School of Biological Sciences, University of Bristol, Bristol BS8 1TQ, UK.
Biol Lett. 2021 Dec;17(12):20210487. doi: 10.1098/rsbl.2021.0487. Epub 2021 Dec 8.
Early warning signals (EWSs) aim to predict changes in complex systems from phenomenological signals in time series data. These signals have recently been shown to precede the emergence of disease outbreaks, offering hope that policymakers can make predictive rather than reactive management decisions. Here, using a novel, sequential analysis in combination with daily COVID-19 case data across 24 countries, we suggest that composite EWSs consisting of variance, autocorrelation and skewness can predict nonlinear case increases, but that the predictive ability of these tools varies between waves based upon the degree of critical slowing down present. Our work suggests that in highly monitored disease time series such as COVID-19, EWSs offer the opportunity for policymakers to improve the accuracy of urgent intervention decisions but best characterize hypothesized critical transitions.
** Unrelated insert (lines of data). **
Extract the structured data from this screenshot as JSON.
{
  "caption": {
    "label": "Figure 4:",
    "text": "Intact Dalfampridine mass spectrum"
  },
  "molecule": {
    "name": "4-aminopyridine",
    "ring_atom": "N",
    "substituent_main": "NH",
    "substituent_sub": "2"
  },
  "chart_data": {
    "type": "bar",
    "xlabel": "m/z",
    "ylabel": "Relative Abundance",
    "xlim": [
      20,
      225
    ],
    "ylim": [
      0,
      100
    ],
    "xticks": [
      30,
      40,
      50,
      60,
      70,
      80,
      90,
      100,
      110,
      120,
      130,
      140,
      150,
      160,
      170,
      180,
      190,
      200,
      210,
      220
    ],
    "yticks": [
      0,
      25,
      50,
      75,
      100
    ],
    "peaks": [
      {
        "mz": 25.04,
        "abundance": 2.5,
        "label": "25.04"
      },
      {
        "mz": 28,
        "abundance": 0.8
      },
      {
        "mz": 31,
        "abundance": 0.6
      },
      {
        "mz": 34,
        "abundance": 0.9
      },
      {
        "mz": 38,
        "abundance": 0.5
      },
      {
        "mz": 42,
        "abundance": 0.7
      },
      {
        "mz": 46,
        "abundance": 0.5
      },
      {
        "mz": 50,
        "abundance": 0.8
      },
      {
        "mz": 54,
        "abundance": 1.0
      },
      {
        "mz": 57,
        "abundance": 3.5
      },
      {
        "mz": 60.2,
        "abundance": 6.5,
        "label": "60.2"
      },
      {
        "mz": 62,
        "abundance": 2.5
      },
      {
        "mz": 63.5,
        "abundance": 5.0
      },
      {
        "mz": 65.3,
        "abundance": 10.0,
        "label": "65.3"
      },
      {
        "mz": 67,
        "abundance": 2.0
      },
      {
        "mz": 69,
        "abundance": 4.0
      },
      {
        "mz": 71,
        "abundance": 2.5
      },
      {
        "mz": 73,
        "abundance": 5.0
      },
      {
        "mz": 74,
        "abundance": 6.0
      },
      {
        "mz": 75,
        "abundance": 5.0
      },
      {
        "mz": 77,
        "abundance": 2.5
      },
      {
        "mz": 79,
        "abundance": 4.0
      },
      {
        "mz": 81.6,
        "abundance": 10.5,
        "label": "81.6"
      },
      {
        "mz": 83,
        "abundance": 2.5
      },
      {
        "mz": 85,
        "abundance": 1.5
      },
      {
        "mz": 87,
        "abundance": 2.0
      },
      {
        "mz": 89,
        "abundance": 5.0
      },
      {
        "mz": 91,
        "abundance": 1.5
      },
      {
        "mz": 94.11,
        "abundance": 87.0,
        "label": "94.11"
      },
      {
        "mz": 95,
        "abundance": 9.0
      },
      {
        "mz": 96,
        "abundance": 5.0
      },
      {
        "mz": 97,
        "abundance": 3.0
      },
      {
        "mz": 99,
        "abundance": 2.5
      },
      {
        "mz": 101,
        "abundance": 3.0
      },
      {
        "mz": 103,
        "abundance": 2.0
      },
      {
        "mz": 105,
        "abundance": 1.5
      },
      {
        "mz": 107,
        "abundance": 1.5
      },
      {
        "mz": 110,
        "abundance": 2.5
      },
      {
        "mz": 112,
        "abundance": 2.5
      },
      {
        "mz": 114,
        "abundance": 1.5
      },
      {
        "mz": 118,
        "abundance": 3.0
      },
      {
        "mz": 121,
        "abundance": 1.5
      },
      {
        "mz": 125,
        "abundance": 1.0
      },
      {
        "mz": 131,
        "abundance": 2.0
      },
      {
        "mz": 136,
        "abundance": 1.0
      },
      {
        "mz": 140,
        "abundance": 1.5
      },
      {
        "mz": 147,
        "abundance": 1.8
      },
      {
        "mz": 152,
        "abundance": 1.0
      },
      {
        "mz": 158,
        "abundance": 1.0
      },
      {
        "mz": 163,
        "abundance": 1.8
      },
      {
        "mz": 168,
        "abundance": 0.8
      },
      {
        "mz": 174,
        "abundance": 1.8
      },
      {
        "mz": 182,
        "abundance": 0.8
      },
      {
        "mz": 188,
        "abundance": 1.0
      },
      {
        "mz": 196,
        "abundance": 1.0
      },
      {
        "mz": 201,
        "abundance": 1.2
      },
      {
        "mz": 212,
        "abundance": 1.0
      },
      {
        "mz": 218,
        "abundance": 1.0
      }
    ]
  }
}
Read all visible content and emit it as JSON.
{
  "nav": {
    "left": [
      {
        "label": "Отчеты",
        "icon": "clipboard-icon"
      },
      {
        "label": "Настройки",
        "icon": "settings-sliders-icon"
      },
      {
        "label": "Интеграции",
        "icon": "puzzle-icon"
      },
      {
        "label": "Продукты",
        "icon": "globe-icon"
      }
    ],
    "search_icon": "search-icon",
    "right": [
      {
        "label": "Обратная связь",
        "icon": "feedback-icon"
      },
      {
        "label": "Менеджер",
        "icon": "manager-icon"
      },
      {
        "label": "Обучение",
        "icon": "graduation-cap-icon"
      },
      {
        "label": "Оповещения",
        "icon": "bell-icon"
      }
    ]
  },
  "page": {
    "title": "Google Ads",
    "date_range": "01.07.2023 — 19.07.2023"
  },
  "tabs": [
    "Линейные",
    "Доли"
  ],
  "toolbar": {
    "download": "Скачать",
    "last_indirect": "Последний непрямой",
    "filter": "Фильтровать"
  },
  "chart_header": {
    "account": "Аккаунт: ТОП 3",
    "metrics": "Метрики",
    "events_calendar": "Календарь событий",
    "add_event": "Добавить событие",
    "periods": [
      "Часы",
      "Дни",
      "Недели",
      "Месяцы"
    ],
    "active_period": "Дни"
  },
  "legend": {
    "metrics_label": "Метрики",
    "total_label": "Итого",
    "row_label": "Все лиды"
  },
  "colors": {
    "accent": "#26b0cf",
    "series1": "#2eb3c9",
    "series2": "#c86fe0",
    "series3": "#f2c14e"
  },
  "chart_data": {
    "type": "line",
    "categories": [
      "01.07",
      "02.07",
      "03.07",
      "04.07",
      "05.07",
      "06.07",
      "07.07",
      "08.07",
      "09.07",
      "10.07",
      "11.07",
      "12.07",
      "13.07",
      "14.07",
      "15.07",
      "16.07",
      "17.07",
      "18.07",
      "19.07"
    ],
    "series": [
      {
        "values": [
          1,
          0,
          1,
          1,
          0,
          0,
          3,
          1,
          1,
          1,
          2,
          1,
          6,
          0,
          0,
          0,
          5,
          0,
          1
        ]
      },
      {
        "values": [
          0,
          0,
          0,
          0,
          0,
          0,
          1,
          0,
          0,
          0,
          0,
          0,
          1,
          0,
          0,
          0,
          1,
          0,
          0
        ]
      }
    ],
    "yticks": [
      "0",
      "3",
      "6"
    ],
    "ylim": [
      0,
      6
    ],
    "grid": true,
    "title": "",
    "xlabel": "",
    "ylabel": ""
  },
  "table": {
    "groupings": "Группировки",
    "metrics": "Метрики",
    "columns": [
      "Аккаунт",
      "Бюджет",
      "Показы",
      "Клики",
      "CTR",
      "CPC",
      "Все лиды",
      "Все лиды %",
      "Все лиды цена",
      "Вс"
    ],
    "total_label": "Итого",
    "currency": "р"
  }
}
早期预警信号 (EWSs) 旨在通过时间序列数据中的现象学信号预测复杂系统的变化。这些信号最近已被证明可以在疾病爆发之前出现,这为决策者提供了希望,他们可以做出预测性而非反应性的管理决策。在这里,我们使用一种新颖的、连续的分析方法,结合 24 个国家的每日 COVID-19 病例数据,表明由方差、自相关和偏度组成的复合 EWS 可以预测非线性病例增加,但这些工具的预测能力因存在的关键减速程度而异在不同的波之间。我们的工作表明,在 COVID-19 等高度监测的疾病时间序列中,EWSs 为决策者提供了提高紧急干预决策准确性的机会,但最好描述假设的关键转变。